Web translation one: Kind of terrible! The stanzas seem mixed up. I’m not sure why they use “haven’t the strength” to go to bed, when the Maddock translation chooses “I don’t know why.” How do two translations of the same source end up so different? Which is it?
This one also moves “drunk on a voice” to the very end, which is what I mean by mixed up stanzas. And it’s your voice, not a voice like yours in this translation.
And, pettily, I think “pine-needles” is a poor choice in the face of “spruce needles.”
To sum up: This translation is weird and I deny it.
Web translation two: This one at least seems to hew to the original’s (I’m assuming, at this point) stanza and line structure. But the choice of words changes the narrator, changes the voice and the character. Oh, she says. See, she says. Qualifying. Opening. Easing into the line. The unusual phrasing of “I’ve not” done this or that. Who says that? (Me.) No, we say “I haven’t,” so the departure says something. It feels old fashioned to me, almost staged. Or over-educated. Putting something on.
This speaker sounds more immediate, like she’s talking to someone, trying to get and keep their attention. The Oh, the See how the fields. Oh, listen to her. You know I’m too tired, you know it. Look, look at the fields with me. Be with me, right now, looking at dying light and gloom.
I’m not sure I like it.
I definitely don’t like the way the final stanza rhymes. Eugh. Inappropriate.
Anyway, in the last stanza the translator uses em-dashes. And uses them oddly, in the second line of that stanza. But I bring it up because in the book I was reading, there was an introduction. That introduction talked about each of the three poets included, their styles, and how they influenced each other and were different from each other. The translator talked about the immediacy of one of the poets, the “great poetic energy, her elliptic and staccato style.” Even in introducing her, the em-dash suddenly appeared, as though out of nowhere, and then vanished again when another poet was discussed.
The em-dash poet was Marina Tsvetayeva. So you see why I notice it in the translation of Akhmatova.

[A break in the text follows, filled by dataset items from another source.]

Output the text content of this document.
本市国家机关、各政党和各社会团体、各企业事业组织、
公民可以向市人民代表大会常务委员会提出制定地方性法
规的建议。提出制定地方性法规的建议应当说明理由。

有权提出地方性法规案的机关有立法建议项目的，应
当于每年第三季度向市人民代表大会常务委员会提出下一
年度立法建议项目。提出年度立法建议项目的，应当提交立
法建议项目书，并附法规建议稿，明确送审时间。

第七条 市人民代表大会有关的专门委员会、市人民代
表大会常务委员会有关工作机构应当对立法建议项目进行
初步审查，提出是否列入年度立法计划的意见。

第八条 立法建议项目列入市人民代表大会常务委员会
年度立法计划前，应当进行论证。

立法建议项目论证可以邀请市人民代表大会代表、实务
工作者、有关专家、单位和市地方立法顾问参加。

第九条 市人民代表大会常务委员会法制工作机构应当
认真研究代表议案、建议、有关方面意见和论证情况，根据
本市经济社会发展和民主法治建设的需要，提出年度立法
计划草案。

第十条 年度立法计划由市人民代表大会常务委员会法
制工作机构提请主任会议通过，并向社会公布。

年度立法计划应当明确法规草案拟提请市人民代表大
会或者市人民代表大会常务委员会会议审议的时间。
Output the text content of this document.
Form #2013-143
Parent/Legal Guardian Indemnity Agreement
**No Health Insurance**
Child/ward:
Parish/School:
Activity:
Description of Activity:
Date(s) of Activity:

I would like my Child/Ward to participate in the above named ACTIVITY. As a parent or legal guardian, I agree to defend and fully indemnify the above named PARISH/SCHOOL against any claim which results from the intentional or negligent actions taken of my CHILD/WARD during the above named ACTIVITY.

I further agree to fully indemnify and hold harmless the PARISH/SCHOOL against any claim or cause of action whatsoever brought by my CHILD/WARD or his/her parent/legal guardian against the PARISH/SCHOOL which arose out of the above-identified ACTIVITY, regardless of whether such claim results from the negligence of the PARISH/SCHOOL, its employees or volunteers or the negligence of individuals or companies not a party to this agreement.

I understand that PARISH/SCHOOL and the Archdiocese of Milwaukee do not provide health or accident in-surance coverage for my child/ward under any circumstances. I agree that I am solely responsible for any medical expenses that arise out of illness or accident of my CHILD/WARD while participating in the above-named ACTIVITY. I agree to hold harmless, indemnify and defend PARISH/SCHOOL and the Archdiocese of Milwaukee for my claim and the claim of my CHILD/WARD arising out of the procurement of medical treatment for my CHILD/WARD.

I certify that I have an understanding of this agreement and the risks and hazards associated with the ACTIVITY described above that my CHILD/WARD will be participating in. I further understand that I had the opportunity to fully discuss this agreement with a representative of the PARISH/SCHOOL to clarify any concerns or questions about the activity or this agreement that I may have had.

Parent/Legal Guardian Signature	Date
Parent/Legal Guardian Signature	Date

Can we talk briefly about why I like this poem? I didn’t discover the translations, then choose the poem. I chose the poem first. I had four poems by Akhmatova marked as I read. This was the first sequentially, and I suppose that’s the reason I chose it over any of the others.
This translation chooses bolt the door, more telling, more physical, more weighty, more final than a simple lock.
In this poem, there is only one candle, one possible light, one wick against the darkness.
This poem has not sunset, beautiful and fiery, but a sun that darkens. The sun doesn’t set. It burns out and grows cold.
This poem has you not here at all, has you not even echoing; this poem has you gone, and replaced.
In this one, nothing is fine. In this one, the sentences shorten and deaden and stop for a moment, in Hell. In this one, you haven’t come, and that is the most important part, not her certainty. You haven’t come, and the night is growing dark.
If you have thoughts on this poem, please share them! you’re probably smarter than I am.
Also, poetry recommendations are always welcome.